Crisis-hit jet fuel supplier China Aviation Oil (CAO) has launched a rescue plan after running up $550m (£284m) in trading losses.
The Singapore Exchange wants Chen Jiulin to help with inquiries
The Singapore-based firm said it had appointed consultant Deloitte & Touche to act as its financial adviser.
CAO collapsed on Wednesday after amassing trading losses on oil futures in October, when global prices surged.
The financial scandal is the biggest to hit Singapore since trader Nick Leeson brought down Barings Bank in 1995.
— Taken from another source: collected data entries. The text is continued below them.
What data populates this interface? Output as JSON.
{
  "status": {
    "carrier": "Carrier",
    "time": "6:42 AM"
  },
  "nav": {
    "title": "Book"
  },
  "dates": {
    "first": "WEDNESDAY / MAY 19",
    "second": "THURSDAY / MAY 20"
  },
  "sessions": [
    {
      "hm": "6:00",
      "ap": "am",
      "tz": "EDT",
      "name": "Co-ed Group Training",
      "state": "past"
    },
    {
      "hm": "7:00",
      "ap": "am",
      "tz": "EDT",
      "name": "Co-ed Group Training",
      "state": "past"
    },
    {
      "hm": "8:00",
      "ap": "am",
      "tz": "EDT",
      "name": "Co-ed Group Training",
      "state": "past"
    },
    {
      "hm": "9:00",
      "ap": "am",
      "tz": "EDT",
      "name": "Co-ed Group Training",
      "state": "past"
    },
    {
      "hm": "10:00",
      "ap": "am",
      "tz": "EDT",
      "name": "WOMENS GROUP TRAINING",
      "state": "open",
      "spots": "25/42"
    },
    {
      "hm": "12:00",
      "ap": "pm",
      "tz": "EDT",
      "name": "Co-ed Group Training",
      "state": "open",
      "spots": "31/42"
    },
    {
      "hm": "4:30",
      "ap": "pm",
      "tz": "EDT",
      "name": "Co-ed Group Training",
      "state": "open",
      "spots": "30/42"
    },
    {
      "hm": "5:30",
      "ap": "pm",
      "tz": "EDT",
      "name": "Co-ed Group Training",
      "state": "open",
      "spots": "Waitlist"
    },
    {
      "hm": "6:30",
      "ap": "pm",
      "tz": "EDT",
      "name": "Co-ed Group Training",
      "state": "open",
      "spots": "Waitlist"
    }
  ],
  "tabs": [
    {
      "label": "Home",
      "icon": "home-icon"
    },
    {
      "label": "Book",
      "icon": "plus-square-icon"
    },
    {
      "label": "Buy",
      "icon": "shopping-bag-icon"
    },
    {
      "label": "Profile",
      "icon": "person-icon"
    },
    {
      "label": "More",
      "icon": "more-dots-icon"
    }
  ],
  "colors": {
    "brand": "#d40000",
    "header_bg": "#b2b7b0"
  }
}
The Singapore-based British trader famously lost $1.2bn in speculative currency deals, eventually causing the collapse of the UK bank.
Deloitte said it was putting together a rescue deal that would see CAO, which is currently seeking court protection from creditors, receive a $100m cash injection.
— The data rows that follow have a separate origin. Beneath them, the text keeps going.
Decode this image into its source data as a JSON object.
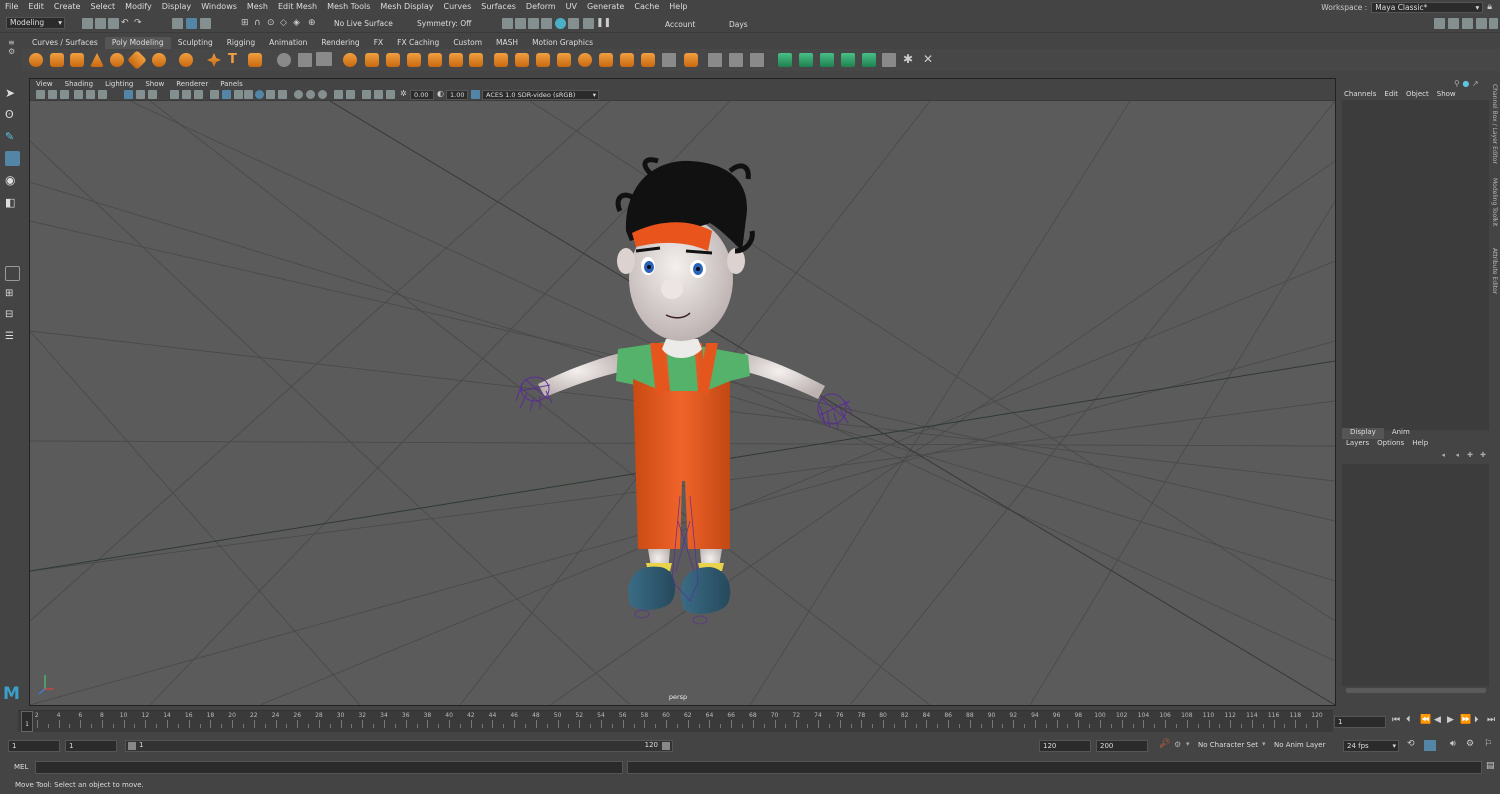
{
  "menu": [
    "File",
    "Edit",
    "Create",
    "Select",
    "Modify",
    "Display",
    "Windows",
    "Mesh",
    "Edit Mesh",
    "Mesh Tools",
    "Mesh Display",
    "Curves",
    "Surfaces",
    "Deform",
    "UV",
    "Generate",
    "Cache",
    "Help"
  ],
  "workspace": {
    "label": "Workspace :",
    "value": "Maya Classic*"
  },
  "status": {
    "mode": "Modeling",
    "live_surface": "No Live Surface",
    "symmetry": "Symmetry: Off",
    "account": "Account",
    "days": "Days"
  },
  "shelf_tabs": [
    "Curves / Surfaces",
    "Poly Modeling",
    "Sculpting",
    "Rigging",
    "Animation",
    "Rendering",
    "FX",
    "FX Caching",
    "Custom",
    "MASH",
    "Motion Graphics"
  ],
  "active_shelf_tab": "Poly Modeling",
  "viewport": {
    "menu": [
      "View",
      "Shading",
      "Lighting",
      "Show",
      "Renderer",
      "Panels"
    ],
    "exposure": "0.00",
    "gamma": "1.00",
    "color_space": "ACES 1.0 SDR-video (sRGB)",
    "camera_label": "persp"
  },
  "channel_box": {
    "menu": [
      "Channels",
      "Edit",
      "Object",
      "Show"
    ]
  },
  "layer_editor": {
    "tabs": [
      "Display",
      "Anim"
    ],
    "menu": [
      "Layers",
      "Options",
      "Help"
    ]
  },
  "side_tabs": [
    "Channel Box / Layer Editor",
    "Modeling Toolkit",
    "Attribute Editor"
  ],
  "timeline": {
    "ticks": [
      2,
      4,
      6,
      8,
      10,
      12,
      14,
      16,
      18,
      20,
      22,
      24,
      26,
      28,
      30,
      32,
      34,
      36,
      38,
      40,
      42,
      44,
      46,
      48,
      50,
      52,
      54,
      56,
      58,
      60,
      62,
      64,
      66,
      68,
      70,
      72,
      74,
      76,
      78,
      80,
      82,
      84,
      86,
      88,
      90,
      92,
      94,
      96,
      98,
      100,
      102,
      104,
      106,
      108,
      110,
      112,
      114,
      116,
      118,
      120
    ],
    "current_frame_marker": "1",
    "current_frame": "1"
  },
  "range": {
    "start": "1",
    "playback_start": "1",
    "slider_start": "1",
    "slider_end": "120",
    "playback_end": "120",
    "end": "200",
    "character_set": "No Character Set",
    "anim_layer": "No Anim Layer",
    "fps": "24 fps"
  },
  "command": {
    "lang": "MEL"
  },
  "help_line": "Move Tool: Select an object to move.",
  "colors": {
    "accent": "#5285a6",
    "shelf_orange": "#e08a2a",
    "shelf_green": "#2fa66a",
    "overall": "#f15a1f",
    "shirt": "#55b26a"
  }
}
CAO's Chinese state-owned parent, China Aviation Oil Holding, and Singapore's state investment agency, Temasek Holdings, would each provide $50m under the plan.
CAO is China's biggest supplier of jet fuel.
Separately, Singapore's securities and derivatives exchange, the Singapore Exchange, called for the return to the city-state of suspended CAO chief executive Chen Jiulin, who flew to China after the company's collapse.
Lapse in controls
The exchange said it wanted Mr Chen to help with inquiries into CAO's collapse.
Traders expressed surprise that the company - which has been one of the best performers in Singapore this year - could allow such a major lapse in controls designed to limit trading losses.
Hugh Young, director at Aberdeen Asset Management Asia, told the BBC's World Business Report: "Everyone puts in place controls, sometimes these controls work. This is a classic case where the controls did not work at all, or were overridden and resulted in disaster."
Shares in CAO were suspended on Monday, after sliding 23% last week.